Nice articles on the Watchguard boxes. I’ve used pfSense for years, but I’m new to the WG platform. I have a question regarding CPUs on the x-core boxes…According to the pfSense forums:
The board supports a wide range of socket 370 processors. The fastest being the Pentium 3 at 1.4GHz, SL5XL or SL6BY for example.
Did you ever try upgrading the CPU on the x500 or confirm whether it will accept any of the processors you mention in the article?
No. I ended up not spending too much time on the x500. Was not too impressed with the Realtek NICs and its performance. Ended up donating the box to a family member running ZeroShell as it was the most stable option.
Didn’t you need to flash the bios on the firebox first, to make it recognize the CF card greater than 256 Mb?
Correct.
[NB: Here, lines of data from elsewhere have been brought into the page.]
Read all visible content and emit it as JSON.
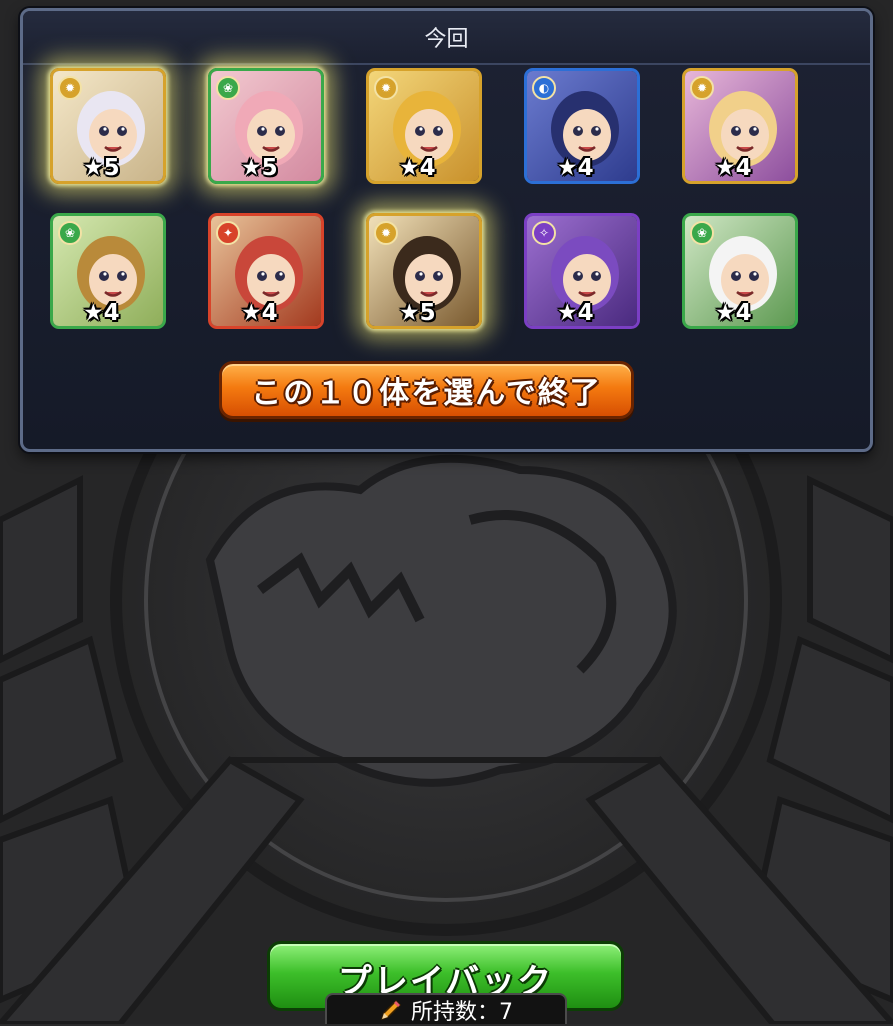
{
  "header": {
    "title": "今回"
  },
  "cards": [
    {
      "stars": "★5",
      "glow": true,
      "element": "light",
      "bg": [
        "#f4e7c8",
        "#c9b48a"
      ],
      "hair": "#e9e6f2"
    },
    {
      "stars": "★5",
      "glow": true,
      "element": "wood",
      "bg": [
        "#f2c9d0",
        "#d38aa0"
      ],
      "hair": "#f0a9b7"
    },
    {
      "stars": "★4",
      "glow": false,
      "element": "light",
      "bg": [
        "#f3d67a",
        "#c9912c"
      ],
      "hair": "#e8b43a"
    },
    {
      "stars": "★4",
      "glow": false,
      "element": "water",
      "bg": [
        "#6b7bcf",
        "#2e3c8e"
      ],
      "hair": "#27306f"
    },
    {
      "stars": "★4",
      "glow": false,
      "element": "light",
      "bg": [
        "#e7b6d8",
        "#8d4f9e"
      ],
      "hair": "#f1d08a"
    },
    {
      "stars": "★4",
      "glow": false,
      "element": "wood",
      "bg": [
        "#d5e8b0",
        "#8fae5a"
      ],
      "hair": "#b98a3a"
    },
    {
      "stars": "★4",
      "glow": false,
      "element": "fire",
      "bg": [
        "#e8c39a",
        "#a33a1f"
      ],
      "hair": "#c9473a"
    },
    {
      "stars": "★5",
      "glow": true,
      "element": "light",
      "bg": [
        "#f1e0b8",
        "#7a5a2f"
      ],
      "hair": "#3b2a1c"
    },
    {
      "stars": "★4",
      "glow": false,
      "element": "dark",
      "bg": [
        "#9c6fd0",
        "#4a2a7f"
      ],
      "hair": "#7b4bc0"
    },
    {
      "stars": "★4",
      "glow": false,
      "element": "wood",
      "bg": [
        "#cfe6c4",
        "#5e9a52"
      ],
      "hair": "#f4f4f4"
    }
  ],
  "element_colors": {
    "light": "#d6a22b",
    "wood": "#3aa84a",
    "water": "#2c6fd6",
    "fire": "#d8432a",
    "dark": "#7b3fc4"
  },
  "element_glyphs": {
    "light": "✹",
    "wood": "❀",
    "water": "◐",
    "fire": "✦",
    "dark": "✧"
  },
  "select_button": {
    "label": "この１０体を選んで終了"
  },
  "playback_button": {
    "label": "プレイバック"
  },
  "count": {
    "label": "所持数：7"
  }
}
That’s exactly what flashing the bios accomplishes.
It seems that after switching to pfsense on a firebox, my download has declined to 7 mbit/sec.
Unfurtunately I’m a pfSense novice, and I cannot figure out how to test the speed between two interfaces.
I have my NAS (eth1) hooked up to the lan and NAS (eth2) to the DMZ on the firebox, this beeing on two different subnets (192.168.1.x and 192.168.2.x). Still it all traffic is routed to eth1 on the NAS, even if I connect on 192.168.2.x from the lan.
Is there an easy way to acces ip’s on the DMZ from the LAN?
Thanks for the reply earlier btw
I have an x700, which is supposed to be the same motherboard as the x500. I keep seeing people suggest the x750e BIOS for the flash, but the 750e hardware is completely different hardware and chipset.
Which BIOS did you use? Did you actually flash it, or did you just reset the BIOS? Did your BIOS flash include porting BIOS / video through serial or just the CF limitation removal?